What do they mean, “trafficked”?
This phrase set me off: “a UK initiative established to raise awareness of the plight of workers trafficked into the sex industry.” (1)
Why “trafficked”? What’s with this terminology? You see it all the time. “Tantamount to slavery.” “Conditions indistinguishable from slavery.” Why “tantamount”? Why “indistinguishable from”?
It IS slavery. It is slavery of the worst and most disgusting sort. Even hard labor does not involve body invasion. It is slavery with every possible revolting humiliation included. It is slavery with physical torture, disease, and early death, just like “real” slavery. It is human beings carrying a price tag, bought by men. That isn’t “tantamount” to slavery. It IS slavery.

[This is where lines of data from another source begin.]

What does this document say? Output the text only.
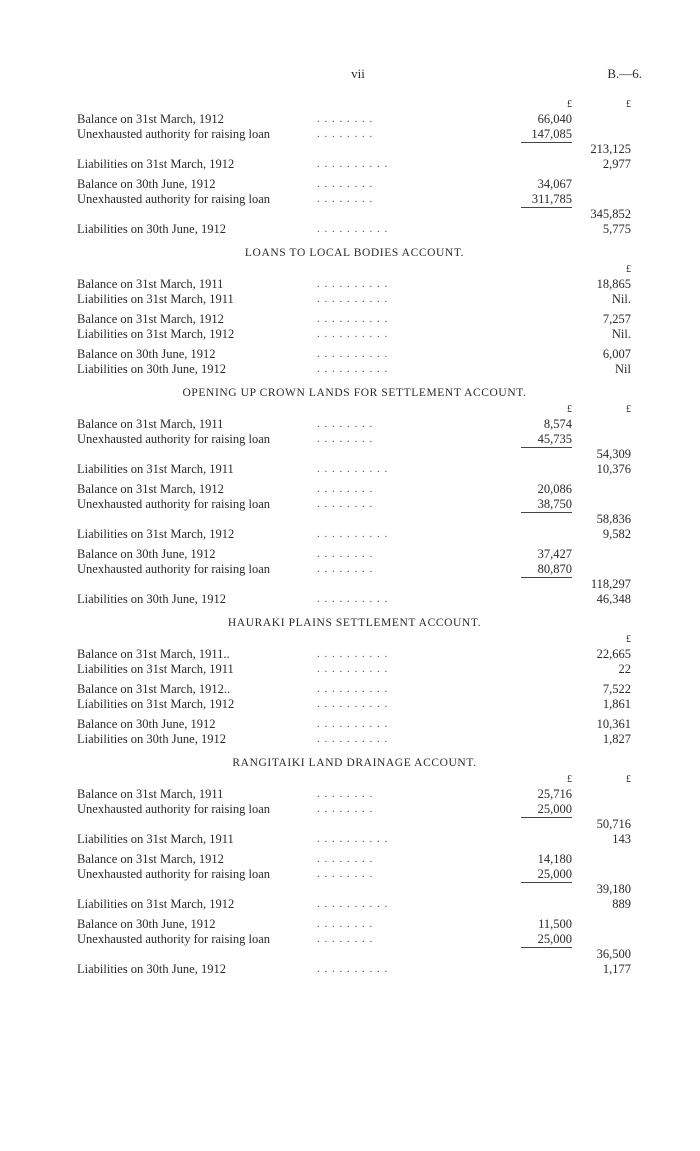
vii	B.—6.
£	£
Balance on 31st March, 1912	. . . . . . . .	66,040
Unexhausted authority for raising loan	. . . . . . . .	147,085
213,125
Liabilities on 31st March, 1912	. . . . . . . . . .	2,977
Balance on 30th June, 1912	. . . . . . . .	34,067
Unexhausted authority for raising loan	. . . . . . . .	311,785
345,852
Liabilities on 30th June, 1912	. . . . . . . . . .	5,775
LOANS TO LOCAL BODIES ACCOUNT.
£
Balance on 31st March, 1911	. . . . . . . . . .	18,865
Liabilities on 31st March, 1911	. . . . . . . . . .	Nil.
Balance on 31st March, 1912	. . . . . . . . . .	7,257
Liabilities on 31st March, 1912	. . . . . . . . . .	Nil.
Balance on 30th June, 1912	. . . . . . . . . .	6,007
Liabilities on 30th June, 1912	. . . . . . . . . .	Nil
OPENING UP CROWN LANDS FOR SETTLEMENT ACCOUNT.
£	£
Balance on 31st March, 1911	. . . . . . . .	8,574
Unexhausted authority for raising loan	. . . . . . . .	45,735
54,309
Liabilities on 31st March, 1911	. . . . . . . . . .	10,376
Balance on 31st March, 1912	. . . . . . . .	20,086
Unexhausted authority for raising loan	. . . . . . . .	38,750
58,836
Liabilities on 31st March, 1912	. . . . . . . . . .	9,582
Balance on 30th June, 1912	. . . . . . . .	37,427
Unexhausted authority for raising loan	. . . . . . . .	80,870
118,297
Liabilities on 30th June, 1912	. . . . . . . . . .	46,348
HAURAKI PLAINS SETTLEMENT ACCOUNT.
£
Balance on 31st March, 1911..	. . . . . . . . . .	22,665
Liabilities on 31st March, 1911	. . . . . . . . . .	22
Balance on 31st March, 1912..	. . . . . . . . . .	7,522
Liabilities on 31st March, 1912	. . . . . . . . . .	1,861
Balance on 30th June, 1912	. . . . . . . . . .	10,361
Liabilities on 30th June, 1912	. . . . . . . . . .	1,827
RANGITAIKI LAND DRAINAGE ACCOUNT.
£	£
Balance on 31st March, 1911	. . . . . . . .	25,716
Unexhausted authority for raising loan	. . . . . . . .	25,000
50,716
Liabilities on 31st March, 1911	. . . . . . . . . .	143
Balance on 31st March, 1912	. . . . . . . .	14,180
Unexhausted authority for raising loan	. . . . . . . .	25,000
39,180
Liabilities on 31st March, 1912	. . . . . . . . . .	889
Balance on 30th June, 1912	. . . . . . . .	11,500
Unexhausted authority for raising loan	. . . . . . . .	25,000
36,500
Liabilities on 30th June, 1912	. . . . . . . . . .	1,177
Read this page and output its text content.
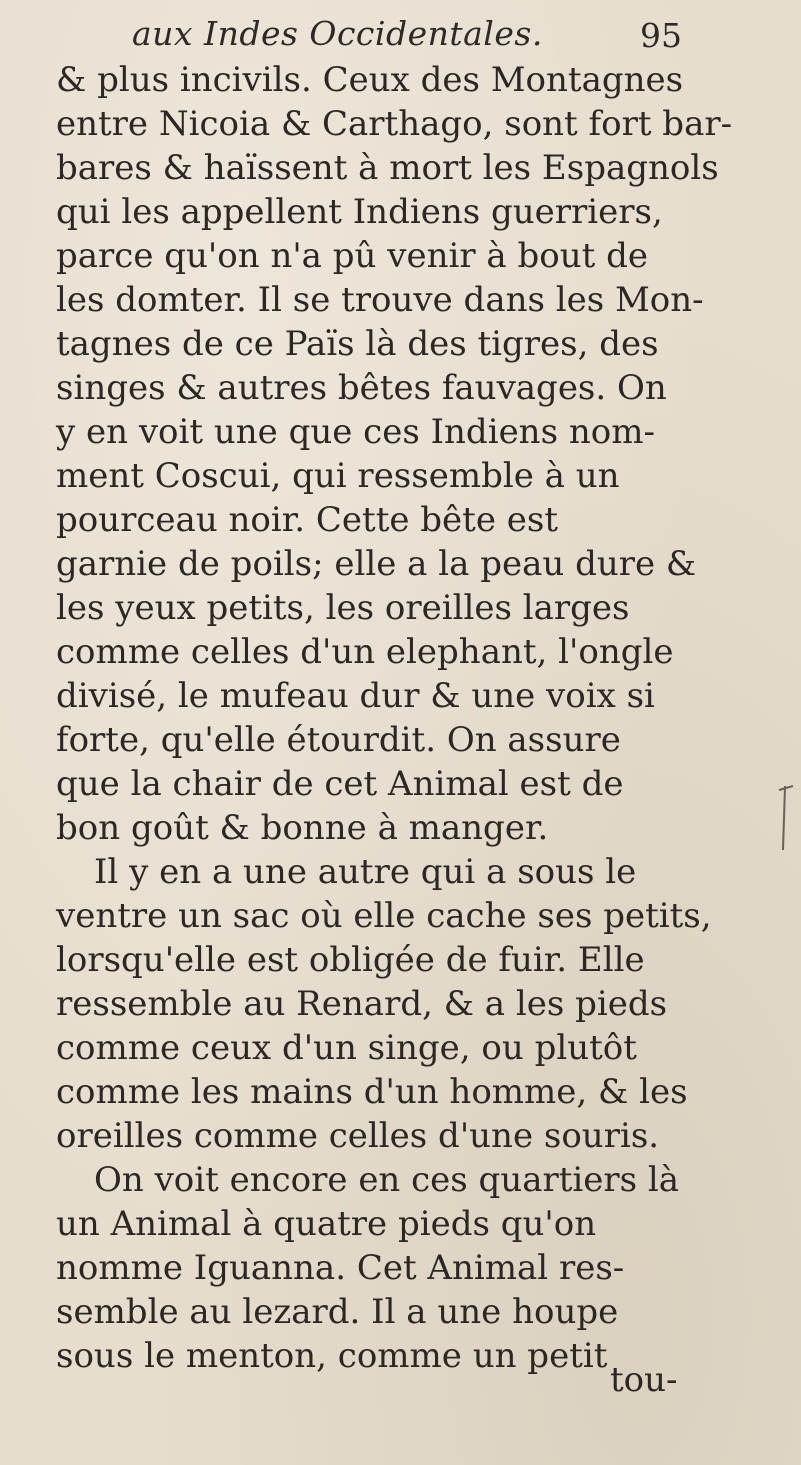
aux Indes Occidentales.	95
& plus incivils. Ceux des Montagnes
entre Nicoia & Carthago, sont fort bar-
bares & haïssent à mort les Espagnols
qui les appellent Indiens guerriers,
parce qu'on n'a pû venir à bout de
les domter. Il se trouve dans les Mon-
tagnes de ce Païs là des tigres, des
singes & autres bêtes fauvages. On
y en voit une que ces Indiens nom-
ment Coscui, qui ressemble à un
pourceau noir. Cette bête est
garnie de poils; elle a la peau dure &
les yeux petits, les oreilles larges
comme celles d'un elephant, l'ongle
divisé, le mufeau dur & une voix si
forte, qu'elle étourdit. On assure
que la chair de cet Animal est de
bon goût & bonne à manger.
Il y en a une autre qui a sous le
ventre un sac où elle cache ses petits,
lorsqu'elle est obligée de fuir. Elle
ressemble au Renard, & a les pieds
comme ceux d'un singe, ou plutôt
comme les mains d'un homme, & les
oreilles comme celles d'une souris.
On voit encore en ces quartiers là
un Animal à quatre pieds qu'on
nomme Iguanna. Cet Animal res-
semble au lezard. Il a une houpe
sous le menton, comme un petit
tou-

Why do so many people work so hard to call it something else? Look at the terminology in that first sentence: “workers,” “trafficked,” “industry.” Workers is what we all are. Nothing special there. Traffic is just a term for buying and selling stuff, with connotations of a busy bazaar, borderline deals, and smuggling. Maybe bricks of cocaine are being moved around. And “industry,” well, that’s positively good. Hard work, salt of the earth. Admittedly, it’s qualified as being the “sex industry,” but still. It feels like they’re talking about regular economic transactions.
What they’re talking about without euphemisms is the plight of women and children sold to men.
Slaves aren’t “workers” unless workers are now locked up and beaten. The women aren’t bricks on a conveyor belt, shunted to new buildings. Lies and kidnapping keep the pipeline full of new slaves, just as they did in the bad old days. Unless you want to call selling organs an industry, that’s the wrong word for it. It’s a crime.
In our free and enlightened time, there are more people enslaved than ever before. The estimate is some twenty seven million living in slavery (1999). That includes only forced labor, not workers struggling with appalling conditions. Of those 27,000,000, over 70%, three quarters, the vast majority, most, are women or girls. Fifty percent of all slaves are children, most of them girls. Female slaves are generally violated, even when suffering sexual torture isn’t their primary function.
Slavery is no longer focused on a class or a race. Now it’s not whites who think blacks don’t feel pain the way real people do. Now it’s men who think buying women is okay because who cares what they think and anyway they like it.
Slavery is not okay. Everybody knows that. Maybe, if we called it by its right name, there’d be no way to continue pretending it is.